見出し画像

西ジャワの金の卵たち(インドネシア編)

インドネシアの大きな特徴のひとつは、都市部と地方との経済状況の落差だ。牧歌的な東南アジアの情景をイメージして首都ジャカルタを訪れると、近代化された街並にビックリする人も多いだろう。どこへ行っても人だらけ。交通渋滞は当たり前。ローカル電車に乗れば、日本の満員電車並みに混雑していることもある。3月にはインドネシア初となる地下鉄「ジャカルタ都市高速鉄道(MRT)」も開通し、ますます都市化の波が押し寄せている。
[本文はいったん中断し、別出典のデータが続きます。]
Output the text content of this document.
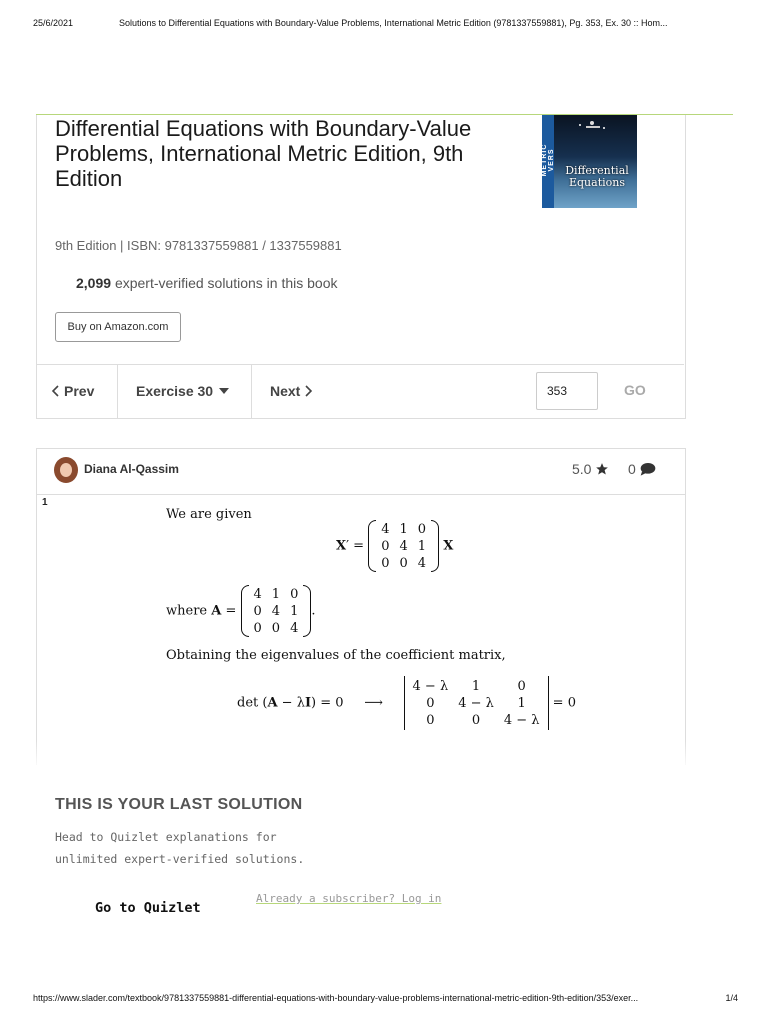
25/6/2021	Solutions to Differential Equations with Boundary-Value Problems, International Metric Edition (9781337559881), Pg. 353, Ex. 30 :: Hom...
Differential Equations with Boundary-Value Problems, International Metric Edition, 9th Edition
METRIC VERS Differential Equations
9th Edition | ISBN: 9781337559881 / 1337559881
2,099 expert-verified solutions in this book
Buy on Amazon.com
Prev	Exercise 30	Next
353	GO
Diana Al-Qassim	5.0	0
1
We are given
X′ = 4	1	0
0	4	1
0	0	4 X
where A = 4	1	0
0	4	1
0	0	4.
Obtaining the eigenvalues of the coefficient matrix,
det (A − λI) = 0     ⟶     4 − λ	1	0
0	4 − λ	1
0	0	4 − λ = 0
THIS IS YOUR LAST SOLUTION
Head to Quizlet explanations for
unlimited expert-verified solutions.
Go to Quizlet
Already a subscriber? Log in
https://www.slader.com/textbook/9781337559881-differential-equations-with-boundary-value-problems-international-metric-edition-9th-edition/353/exer...	1/4
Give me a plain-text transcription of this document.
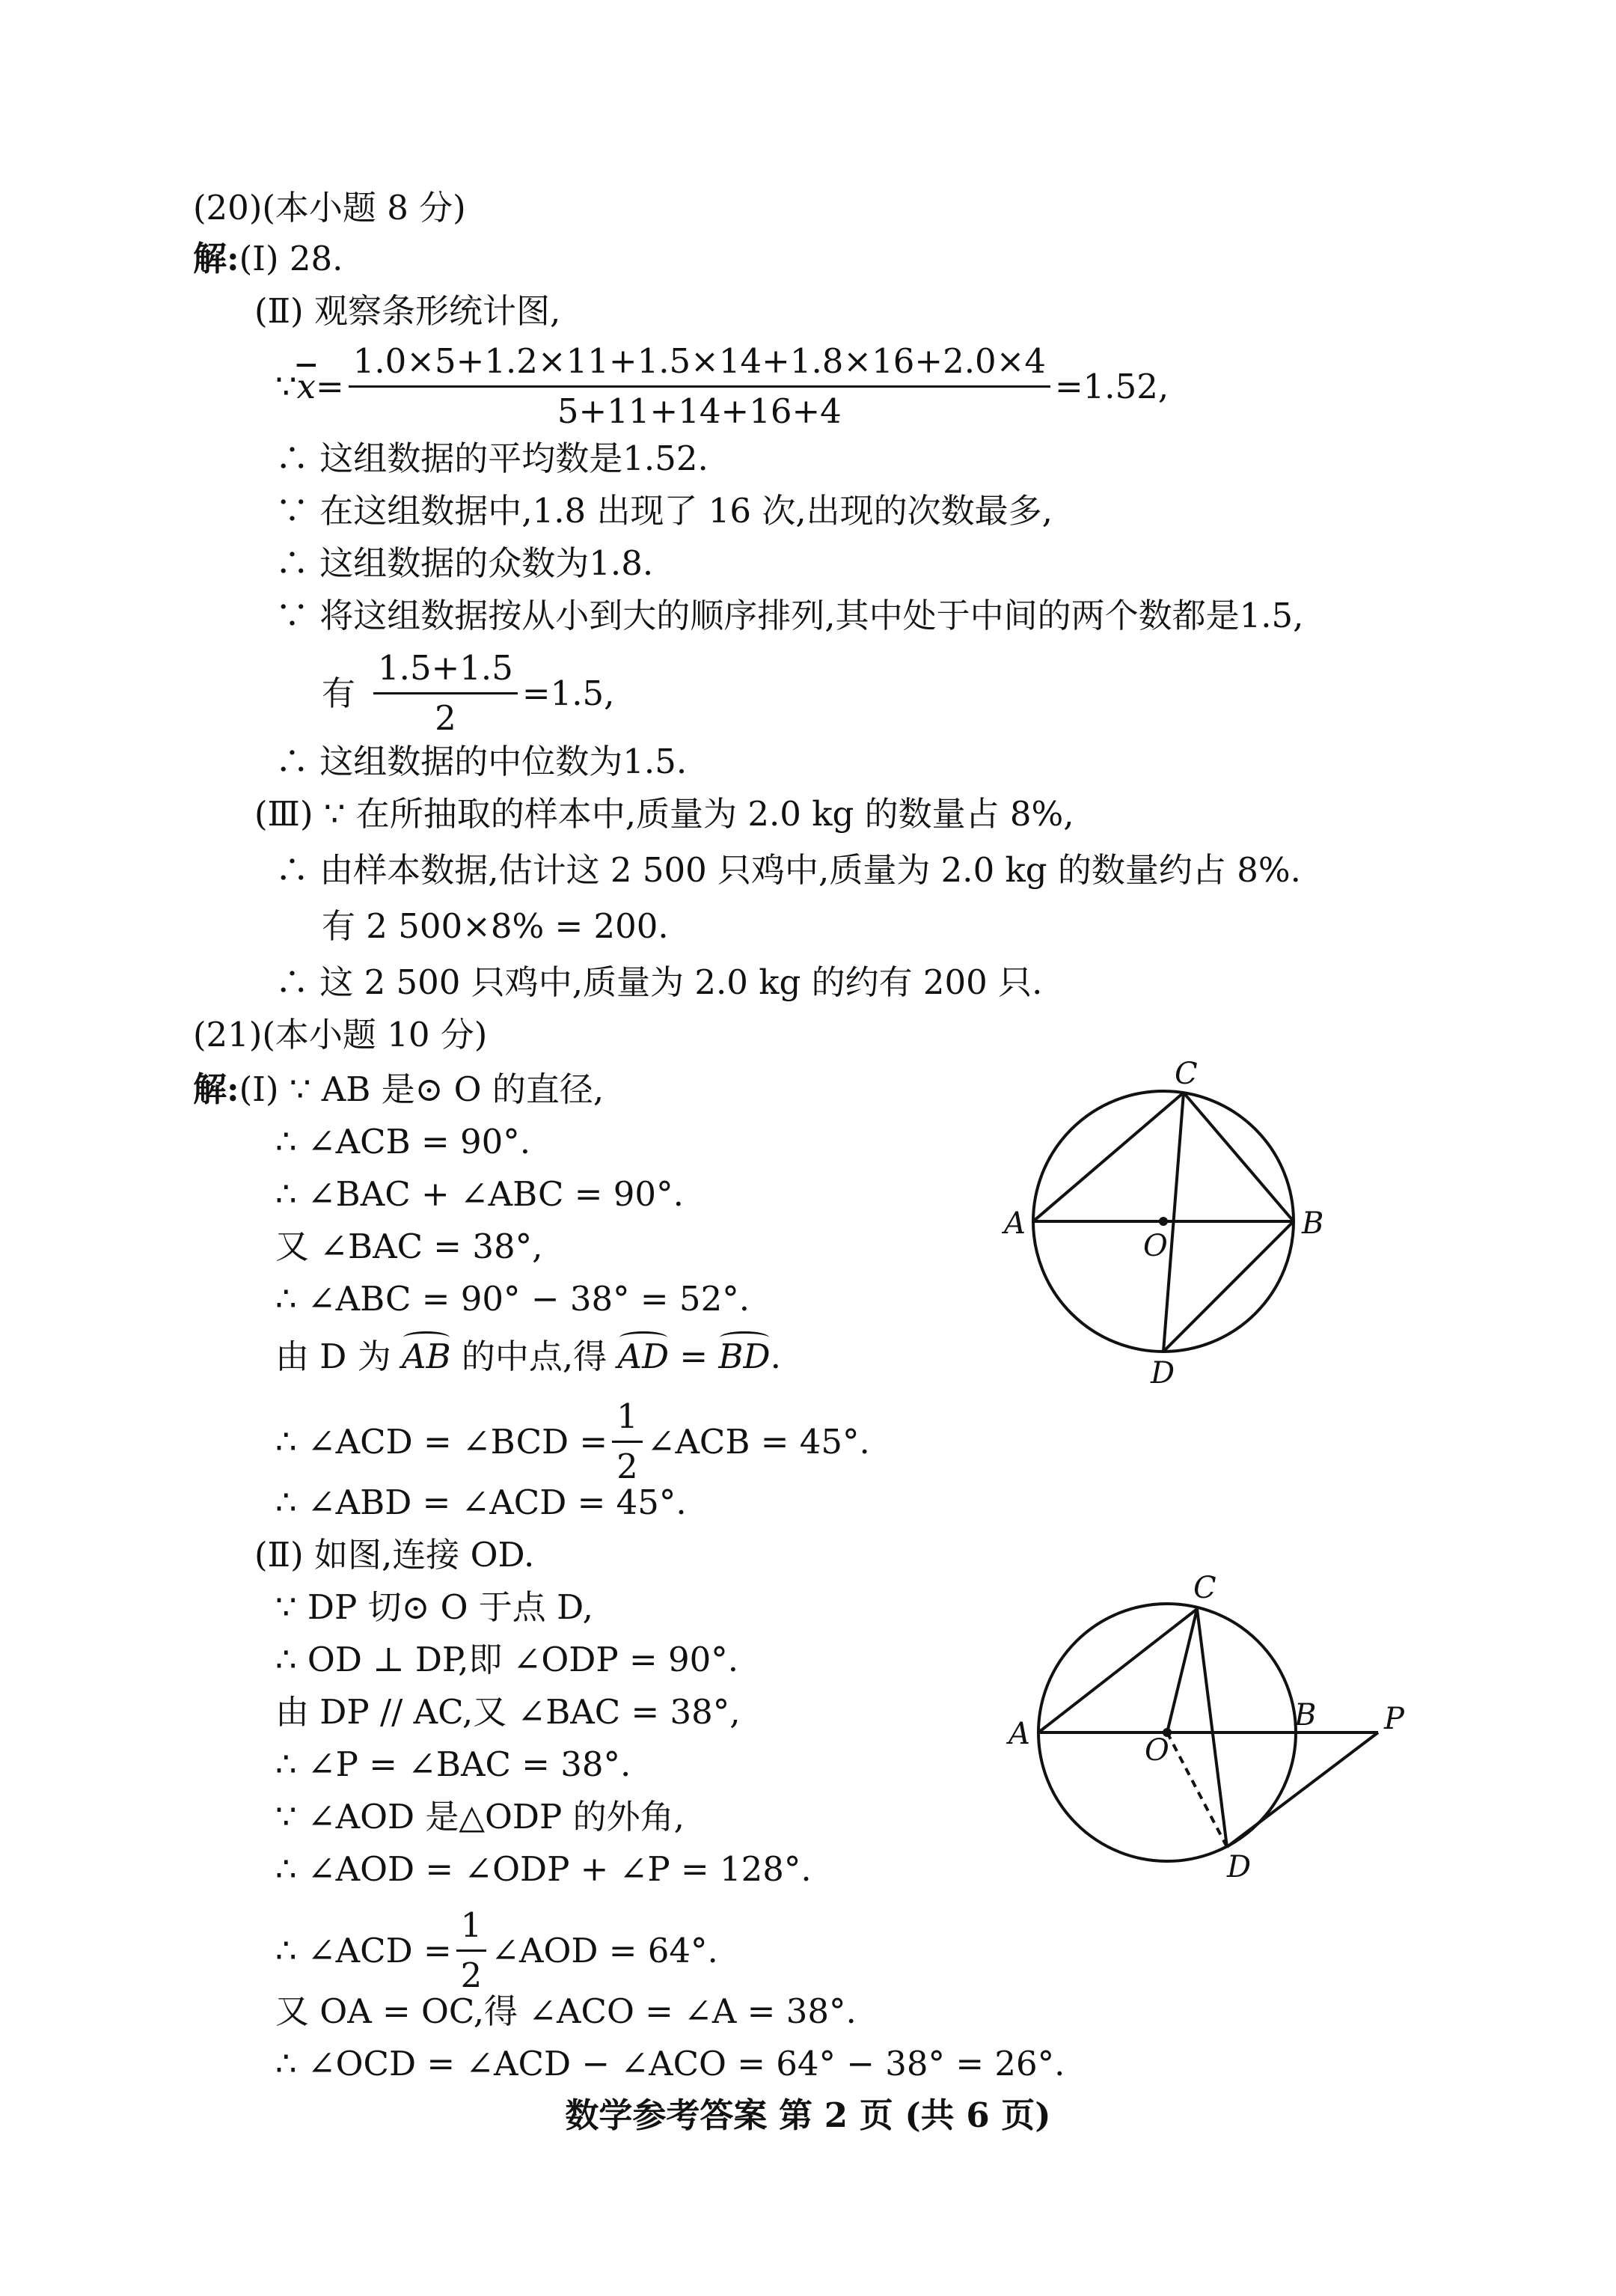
(20)(本小题 8 分)
解:(Ⅰ) 28.
(Ⅱ) 观察条形统计图,
∵ $\overline{x} = \frac{1.0\times 5+1.2\times 11+1.5\times 14+1.8\times 16+2.0\times 4}{5+11+14+16+4} =1.52$,
∴ 这组数据的平均数是1.52.
∵ 在这组数据中,1.8 出现了 16 次,出现的次数最多,
∴ 这组数据的众数为1.8.
∵ 将这组数据按从小到大的顺序排列,其中处于中间的两个数都是1.5,
有 $\frac{1.5+1.5}{2} =1.5$,
∴ 这组数据的中位数为1.5.
(Ⅲ) ∵ 在所抽取的样本中,质量为 2.0 kg 的数量占 8%,
∴ 由样本数据,估计这 2 500 只鸡中,质量为 2.0 kg 的数量约占 8%.
有 2 500×8% = 200.
∴ 这 2 500 只鸡中,质量为 2.0 kg 的约有 200 只.
(21)(本小题 10 分)
解:(Ⅰ) ∵ AB 是⊙ O 的直径,
∴ ∠ACB = 90°.
∴ ∠BAC + ∠ABC = 90°.
又 ∠BAC = 38°,
∴ ∠ABC = 90° − 38° = 52°.
由 D 为 AB 的中点,得 AD = BD.
∴ ∠ACD = ∠BCD = $\frac{1}{2}$ ∠ACB = 45°.
∴ ∠ABD = ∠ACD = 45°.
(Ⅱ) 如图,连接 OD.
∵ DP 切⊙ O 于点 D,
∴ OD ⊥ DP,即 ∠ODP = 90°.
由 DP // AC,又 ∠BAC = 38°,
∴ ∠P = ∠BAC = 38°.
∵ ∠AOD 是△ODP 的外角,
∴ ∠AOD = ∠ODP + ∠P = 128°.
∴ ∠ACD = $\frac{1}{2}$ ∠AOD = 64°.
又 OA = OC,得 ∠ACO = ∠A = 38°.
∴ ∠OCD = ∠ACD − ∠ACO = 64° − 38° = 26°.
A	B
C
D
O
A
B
C
D
O
P
数学参考答案 第 2 页 (共 6 页)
一見豊かに映るこの国から、「本当に技能実習生が日本へ来ているのか?」と疑うほどだ。
インドネシア他各国送出機関の詳しい情報はこちら>

画像1

画像2

そのジャカルタから東へ約300km。ジャワ島の西ジャワ州に「マジャレンカ」というあまり日本人には馴染みのない貧しい農村がある。辺り一帯に広がる田園風景の中に、ぽつんとたたずむ古い建物。この某日本語学校は、これまで訪問した施設とはいろいろな意味で様相が異なる。体育館のような無機質な空間には机や椅子がなく、エアコンもない。床に教科書とノートを置いて皆黙々とメモを取りながら熱心に学習に取り組んでいる。二十代前半の学生たちは、村に住む地元民で、仕事の合間を縫って毎日通って来るという。
この学校を運営するネナさん(31)は、元技能実習生として日本で就業経験を持つ地元出身者だ。千葉県の鉄工所で3年間の実習を終えて、6年前に帰国した。日本では良い受入れ企業に恵まれて、仕事の技術だけではなく、日本の文化や作法など多くのことを学んだという。帰国してからは、家族や村の友人たちに日本での生活や体験を伝え歩いた。そんな中、一部の後輩から「日本のことをもっと聞かせて欲しい。」、「日本語も教えて欲しい。」と頼まれて、自宅の軒先で勉強会を開いたのが始まりだ。それが評判を呼び、次々と生徒が増えて、今では常時80人規模の日本語学校を運営するに至ったという。この学校は送出機関のライセンスを持たない、いわゆる単独型の日本語学校だ。通常、実習生は面接に合格し、日本での受入れ企業が決定してから入学・入寮するが、そのモデルとは異なる。まず自宅からの通学で3ヶ月程度、基礎学習を行う。順次、提携先の送出機関からあっせんされる企業の面接に臨み、合格した段階で卒業。その後は、送出機関の学校へ転入し、日本入国へ向けてレベルアップを図るスキームだ。そのため地元で家業を手伝いながらでも、各々のペースで日本を目指すことが出来る。元実習生の経営者ならではの発想だ。―「日本でしっかり学んで、しっかり稼いで、またこの村に帰って来て欲しいですね」というネナさんはとても眩しい。西ジャワの果てで出会った頼れる兄貴とその背中を追いかける「金の卵たち」。これからのインドネシアの発展は彼らが担っていくと確信している。
インドネシア他各国送出機関の詳しい情報はこちら>

(※このnoteは、ビル新聞2019年5月27日号掲載「リアルタイム外国人技能実習24時」Vol.4を加筆転載したものです。)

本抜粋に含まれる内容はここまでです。